Er zögerte kurz, doch dann gab er tatsächlich zu: »Nein, nicht meine Freundin, sondern meine Frau.« Vor Schreck drehte sich mir der Magen um. Wenn ich gewusst hätte, dass er verheiratet war, dann hätte ich mich nie und nimmer auf eine Beziehung mit ihm eingelassen. Aber zu spät. Ich hatte mich Hals über Kopf in ihn verliebt und er hatte mich getäuscht. Brandon hatte uns beide getäuscht. Ich empfand plötzlich Mitleid mit seiner Frau. Ich konnte mich umdrehen und gehen und ihn für immer aus meinem Leben streichen. Aber seine Frau würde diese Ehe vielleicht nicht so einfach aufgeben können oder wollen. Das Einzige, was mich zu diesem Zeitpunkt noch interessierte, war das Warum.
»Wieso hast du deine Frau betrogen? War ich die Einzige, oder gab es noch andere Frauen?« Die Enttäuschung, die in meiner Stimme mitschwang, war nicht zu überhören.

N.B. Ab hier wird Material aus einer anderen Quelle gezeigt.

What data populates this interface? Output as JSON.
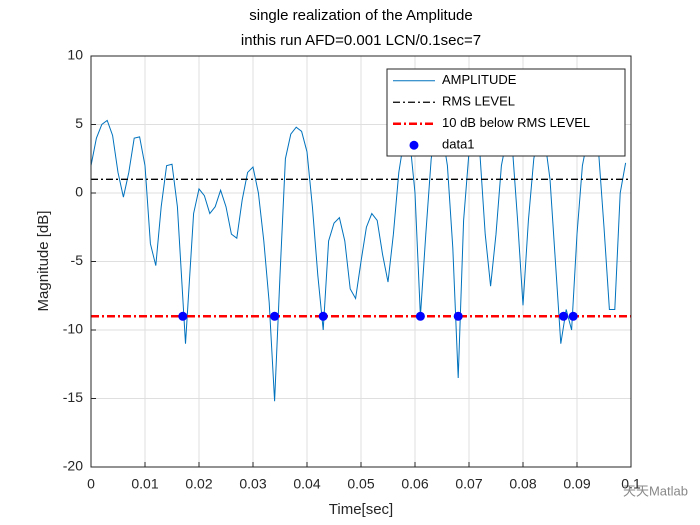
{
  "chart_data": {
    "type": "line",
    "title": "single realization of the Amplitude",
    "subtitle": "inthis run AFD=0.001    LCN/0.1sec=7",
    "x_label": "Time[sec]",
    "y_label": "Magnitude [dB]",
    "xlim": [
      0,
      0.1
    ],
    "ylim": [
      -20,
      10
    ],
    "xticks": [
      0,
      0.01,
      0.02,
      0.03,
      0.04,
      0.05,
      0.06,
      0.07,
      0.08,
      0.09,
      0.1
    ],
    "yticks": [
      -20,
      -15,
      -10,
      -5,
      0,
      5,
      10
    ],
    "grid": true,
    "legend": "northeast",
    "watermark": "天天Matlab",
    "series": [
      {
        "name": "AMPLITUDE",
        "color": "#0072bd",
        "style": "solid",
        "x": [
          0,
          0.001,
          0.002,
          0.003,
          0.004,
          0.005,
          0.006,
          0.007,
          0.008,
          0.009,
          0.01,
          0.011,
          0.012,
          0.013,
          0.014,
          0.015,
          0.016,
          0.0175,
          0.019,
          0.02,
          0.021,
          0.022,
          0.023,
          0.024,
          0.025,
          0.026,
          0.027,
          0.028,
          0.029,
          0.03,
          0.031,
          0.032,
          0.033,
          0.034,
          0.035,
          0.036,
          0.037,
          0.038,
          0.039,
          0.04,
          0.041,
          0.042,
          0.043,
          0.044,
          0.045,
          0.046,
          0.047,
          0.048,
          0.049,
          0.05,
          0.051,
          0.052,
          0.053,
          0.054,
          0.055,
          0.056,
          0.057,
          0.058,
          0.059,
          0.06,
          0.061,
          0.062,
          0.063,
          0.064,
          0.065,
          0.066,
          0.067,
          0.068,
          0.069,
          0.07,
          0.071,
          0.072,
          0.073,
          0.074,
          0.075,
          0.076,
          0.077,
          0.078,
          0.079,
          0.08,
          0.081,
          0.082,
          0.083,
          0.084,
          0.085,
          0.086,
          0.087,
          0.088,
          0.089,
          0.09,
          0.091,
          0.092,
          0.093,
          0.094,
          0.095,
          0.096,
          0.097,
          0.098,
          0.099
        ],
        "values": [
          2,
          4,
          5,
          5.3,
          4.2,
          1.5,
          -0.3,
          1.5,
          4,
          4.1,
          2,
          -3.7,
          -5.3,
          -1,
          2,
          2.1,
          -1,
          -11,
          -1.5,
          0.3,
          -0.2,
          -1.5,
          -1,
          0.2,
          -1,
          -3,
          -3.3,
          -0.5,
          1.5,
          1.9,
          0,
          -3.5,
          -8,
          -15.2,
          -6,
          2.5,
          4.3,
          4.8,
          4.5,
          3,
          -1,
          -6,
          -10,
          -3.5,
          -2.2,
          -1.8,
          -3.5,
          -7,
          -7.7,
          -5,
          -2.5,
          -1.5,
          -2,
          -4.5,
          -6.5,
          -3,
          1.5,
          4,
          4,
          0,
          -9,
          -3,
          2.5,
          5,
          4.5,
          2,
          -4,
          -13.5,
          -2,
          3,
          4.5,
          3,
          -3,
          -6.8,
          -3,
          2,
          4,
          3.5,
          -2,
          -8.2,
          -2,
          2.5,
          4.5,
          4,
          1,
          -5,
          -11,
          -8.5,
          -10,
          -3,
          2,
          4,
          4.5,
          3,
          -2.5,
          -8.5,
          -8.5,
          0,
          2.2
        ]
      },
      {
        "name": "RMS LEVEL",
        "color": "#000000",
        "style": "dashdot",
        "x": [
          0,
          0.1
        ],
        "values": [
          1,
          1
        ]
      },
      {
        "name": "10 dB below RMS LEVEL",
        "color": "#ff0000",
        "style": "dashdot-thick",
        "x": [
          0,
          0.1
        ],
        "values": [
          -9,
          -9
        ]
      },
      {
        "name": "data1",
        "color": "#0000ff",
        "style": "marker",
        "x": [
          0.017,
          0.034,
          0.043,
          0.061,
          0.068,
          0.0875,
          0.0893
        ],
        "values": [
          -9,
          -9,
          -9,
          -9,
          -9,
          -9,
          -9
        ]
      }
    ]
  }
}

»Du warst die Einzige«, erwiderte er und blickte mir tief in die Augen. Noch einmal schaute er flüchtig über seine Schulter zurück, dann kam er einen kleinen Schritt näher, bevor er wieder stehen blieb. Er sah mich aus samtbraunen Augen an und ich seufzte leise auf. Es war dieser Blick, in den ich mich bei unserer allerersten Begegnung auf der Stelle verliebt hatte. Wenn ich damals nur gewusst hätte! Langsam befeuchtete er seine Lippen, dann sagte er: »Als ich dich das erste Mal gesehen habe, wusste ich, ich muss dich haben, und ich wollte unbedingt mit dir zusammen sein. Zu Beginn glaubte ich, einmal würde für mich genügen. Aber dann wurde das Zusammensein mit dir wie eine Sucht. Der Kick, aus dem Alltag auszubrechen und etwas Verbotenes zu tun, fühlte sich einfach unglaublich an. Ich konnte nicht genug davon bekommen und von dir auch nicht.« Mit eindringlichen Blicken schaute er mich an. Sogar seine Anspannung und Nervosität schienen verflogen. Dann wagte er...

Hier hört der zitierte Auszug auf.